The global scale of coronavirus deaths is horrifying. Some 533,958 people were known to have died by Monday of this week, and the real figure will be higher.

At the same time, billions of people are being made poorer because of the impact of lockdowns. 

In Britain, firms slashed over 12,000 jobs in two days last week. 

Black people have been hit harder both by the virus and by poverty—and face racist violence from the cops.

These things are not unfortunate developments. They reflect the fact that the system fails the vast majority of people.

The death rate from coronavirus did not need to be so high. 

But governments across the world refused to take action early enough to contain it, fearing the impact on profits. 

Even when they imposed lockdowns, many people still had to go out to work.

And states are ending lockdown measures to get “the economy” moving—risking more lives. States are not neutral. They back up the business interests they are there to serve. So, healthcare systems have been privatised because that’s better for bosses’ profits. 

Governments have imposed cuts because ordinary people aren’t the priority.

So when the virus hit, healthcare systems couldn’t cope.

People have died not simply because of a deadly virus but because we live in a deadly system. 

The virus has sharply exposed how capitalism puts profit before people. So has the economic fallout. 


In Britain, the Tories were pushed to guarantee some of the wages of workers who would otherwise have been laid off. Now they want to push people back to work. 

But as firms announce cuts, many won’t have any work to go back to.

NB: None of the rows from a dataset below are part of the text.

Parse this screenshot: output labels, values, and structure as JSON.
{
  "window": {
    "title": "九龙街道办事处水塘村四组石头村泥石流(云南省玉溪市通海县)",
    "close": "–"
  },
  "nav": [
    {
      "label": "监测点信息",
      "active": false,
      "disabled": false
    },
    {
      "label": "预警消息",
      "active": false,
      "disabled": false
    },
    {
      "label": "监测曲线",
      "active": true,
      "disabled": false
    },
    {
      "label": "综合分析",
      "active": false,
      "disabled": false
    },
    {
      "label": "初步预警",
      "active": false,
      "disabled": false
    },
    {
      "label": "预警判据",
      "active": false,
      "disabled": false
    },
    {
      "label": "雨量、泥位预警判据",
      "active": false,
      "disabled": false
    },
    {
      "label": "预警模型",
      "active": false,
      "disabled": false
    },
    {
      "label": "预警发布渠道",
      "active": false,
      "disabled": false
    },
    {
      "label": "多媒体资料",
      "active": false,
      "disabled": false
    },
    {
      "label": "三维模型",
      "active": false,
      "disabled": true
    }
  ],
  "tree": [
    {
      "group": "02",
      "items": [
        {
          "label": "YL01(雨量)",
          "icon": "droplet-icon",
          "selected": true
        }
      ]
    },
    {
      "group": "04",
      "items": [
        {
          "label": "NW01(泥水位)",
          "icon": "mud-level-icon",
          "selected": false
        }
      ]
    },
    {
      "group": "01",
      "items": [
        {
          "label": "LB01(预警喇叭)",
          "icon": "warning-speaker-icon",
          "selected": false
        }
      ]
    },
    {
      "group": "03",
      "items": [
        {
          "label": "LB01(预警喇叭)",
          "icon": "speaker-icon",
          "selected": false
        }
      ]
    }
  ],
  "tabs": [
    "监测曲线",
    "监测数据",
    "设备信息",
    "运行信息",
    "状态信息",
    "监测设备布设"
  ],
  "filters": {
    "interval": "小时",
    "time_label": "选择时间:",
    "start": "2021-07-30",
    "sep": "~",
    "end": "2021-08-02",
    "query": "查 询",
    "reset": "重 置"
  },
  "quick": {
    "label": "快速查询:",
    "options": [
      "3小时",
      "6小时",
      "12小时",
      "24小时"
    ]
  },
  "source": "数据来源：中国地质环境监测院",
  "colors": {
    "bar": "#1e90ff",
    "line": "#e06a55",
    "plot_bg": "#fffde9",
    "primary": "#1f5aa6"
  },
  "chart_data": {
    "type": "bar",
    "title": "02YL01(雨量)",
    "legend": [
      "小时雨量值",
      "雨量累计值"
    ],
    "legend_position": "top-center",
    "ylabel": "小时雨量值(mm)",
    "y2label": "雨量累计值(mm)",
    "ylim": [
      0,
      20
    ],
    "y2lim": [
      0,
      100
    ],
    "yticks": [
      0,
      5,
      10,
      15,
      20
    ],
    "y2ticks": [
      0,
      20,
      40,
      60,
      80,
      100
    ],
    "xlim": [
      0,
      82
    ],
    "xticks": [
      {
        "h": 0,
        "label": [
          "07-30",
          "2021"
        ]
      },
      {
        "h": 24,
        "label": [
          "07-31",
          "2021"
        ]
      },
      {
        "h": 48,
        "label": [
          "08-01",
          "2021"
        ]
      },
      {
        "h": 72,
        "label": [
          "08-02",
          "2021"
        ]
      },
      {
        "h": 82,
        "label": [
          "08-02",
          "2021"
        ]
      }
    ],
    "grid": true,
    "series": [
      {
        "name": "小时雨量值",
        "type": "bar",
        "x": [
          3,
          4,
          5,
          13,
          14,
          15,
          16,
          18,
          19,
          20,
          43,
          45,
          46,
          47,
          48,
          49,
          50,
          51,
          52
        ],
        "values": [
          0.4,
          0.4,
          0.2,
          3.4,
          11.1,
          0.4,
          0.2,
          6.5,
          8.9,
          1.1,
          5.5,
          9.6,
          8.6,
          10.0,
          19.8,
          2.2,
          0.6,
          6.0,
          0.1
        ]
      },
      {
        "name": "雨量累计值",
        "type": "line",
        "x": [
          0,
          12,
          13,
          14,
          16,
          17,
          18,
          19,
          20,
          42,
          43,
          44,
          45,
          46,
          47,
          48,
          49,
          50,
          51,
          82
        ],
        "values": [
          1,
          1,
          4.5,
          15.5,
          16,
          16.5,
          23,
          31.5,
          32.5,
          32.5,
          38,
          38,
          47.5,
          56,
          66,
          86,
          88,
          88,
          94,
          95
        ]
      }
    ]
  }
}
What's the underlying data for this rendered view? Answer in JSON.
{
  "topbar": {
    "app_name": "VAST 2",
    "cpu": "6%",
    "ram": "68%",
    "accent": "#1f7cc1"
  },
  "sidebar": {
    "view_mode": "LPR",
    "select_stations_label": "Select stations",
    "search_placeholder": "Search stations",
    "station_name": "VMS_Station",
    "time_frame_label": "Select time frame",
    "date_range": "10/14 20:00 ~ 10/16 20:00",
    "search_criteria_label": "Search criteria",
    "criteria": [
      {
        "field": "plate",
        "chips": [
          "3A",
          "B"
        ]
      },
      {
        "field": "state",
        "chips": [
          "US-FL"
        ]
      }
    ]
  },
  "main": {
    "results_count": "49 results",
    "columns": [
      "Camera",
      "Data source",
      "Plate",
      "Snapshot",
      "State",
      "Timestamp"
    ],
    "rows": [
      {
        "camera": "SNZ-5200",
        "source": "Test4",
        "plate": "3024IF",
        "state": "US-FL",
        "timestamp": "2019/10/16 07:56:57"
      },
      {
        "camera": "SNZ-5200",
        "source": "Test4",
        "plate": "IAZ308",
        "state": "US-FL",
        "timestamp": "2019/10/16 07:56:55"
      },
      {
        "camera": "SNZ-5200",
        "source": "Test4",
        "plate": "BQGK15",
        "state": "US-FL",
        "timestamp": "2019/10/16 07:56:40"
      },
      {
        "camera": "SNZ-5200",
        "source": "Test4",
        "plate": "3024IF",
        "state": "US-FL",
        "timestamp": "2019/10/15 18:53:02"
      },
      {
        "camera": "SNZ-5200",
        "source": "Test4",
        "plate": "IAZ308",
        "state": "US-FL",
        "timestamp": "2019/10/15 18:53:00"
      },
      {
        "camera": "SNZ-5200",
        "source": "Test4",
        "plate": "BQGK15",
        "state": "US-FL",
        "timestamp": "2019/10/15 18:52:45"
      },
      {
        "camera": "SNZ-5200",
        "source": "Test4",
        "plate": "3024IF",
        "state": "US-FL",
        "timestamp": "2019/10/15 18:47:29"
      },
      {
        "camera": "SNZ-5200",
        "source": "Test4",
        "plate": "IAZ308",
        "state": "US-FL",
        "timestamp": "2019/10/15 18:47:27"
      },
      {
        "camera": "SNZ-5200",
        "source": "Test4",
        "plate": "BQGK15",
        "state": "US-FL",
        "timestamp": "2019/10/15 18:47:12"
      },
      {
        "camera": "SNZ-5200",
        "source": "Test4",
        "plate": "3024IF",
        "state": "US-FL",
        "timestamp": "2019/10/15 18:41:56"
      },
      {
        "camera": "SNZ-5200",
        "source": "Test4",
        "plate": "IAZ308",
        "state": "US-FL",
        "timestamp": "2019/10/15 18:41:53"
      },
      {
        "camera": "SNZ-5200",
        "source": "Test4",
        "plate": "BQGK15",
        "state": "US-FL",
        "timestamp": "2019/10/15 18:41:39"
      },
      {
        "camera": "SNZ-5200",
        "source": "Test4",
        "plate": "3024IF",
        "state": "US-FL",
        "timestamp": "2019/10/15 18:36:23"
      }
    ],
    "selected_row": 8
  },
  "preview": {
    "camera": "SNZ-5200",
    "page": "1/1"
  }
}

This isn’t inevitable. The virus crisis has shown up the things that people actually need. More health workers and more care workers to visit vulnerable people at home.

More social workers and youth workers to support children out of school. More delivery workers to get food to people.

Providing these things would create jobs. But it’s more profitable to overwork existing workers instead of paying to take on more.

The overwhelming majority of people do not benefit from the system. And we vastly outnumber the handful of super‑rich who do. 

So our rulers use racism to try and divide us.

Many who joined Black Lives Matter protests felt their lives were more at risk from police violence than coronavirus.

All of these things, plus the growing climate crisis, show that the system is failing. The Polish‑German revolutionary Rosa Luxemburg warned that capitalism gives us a choice between “socialism or barbarism”.

We need to choose—and fight for—socialism.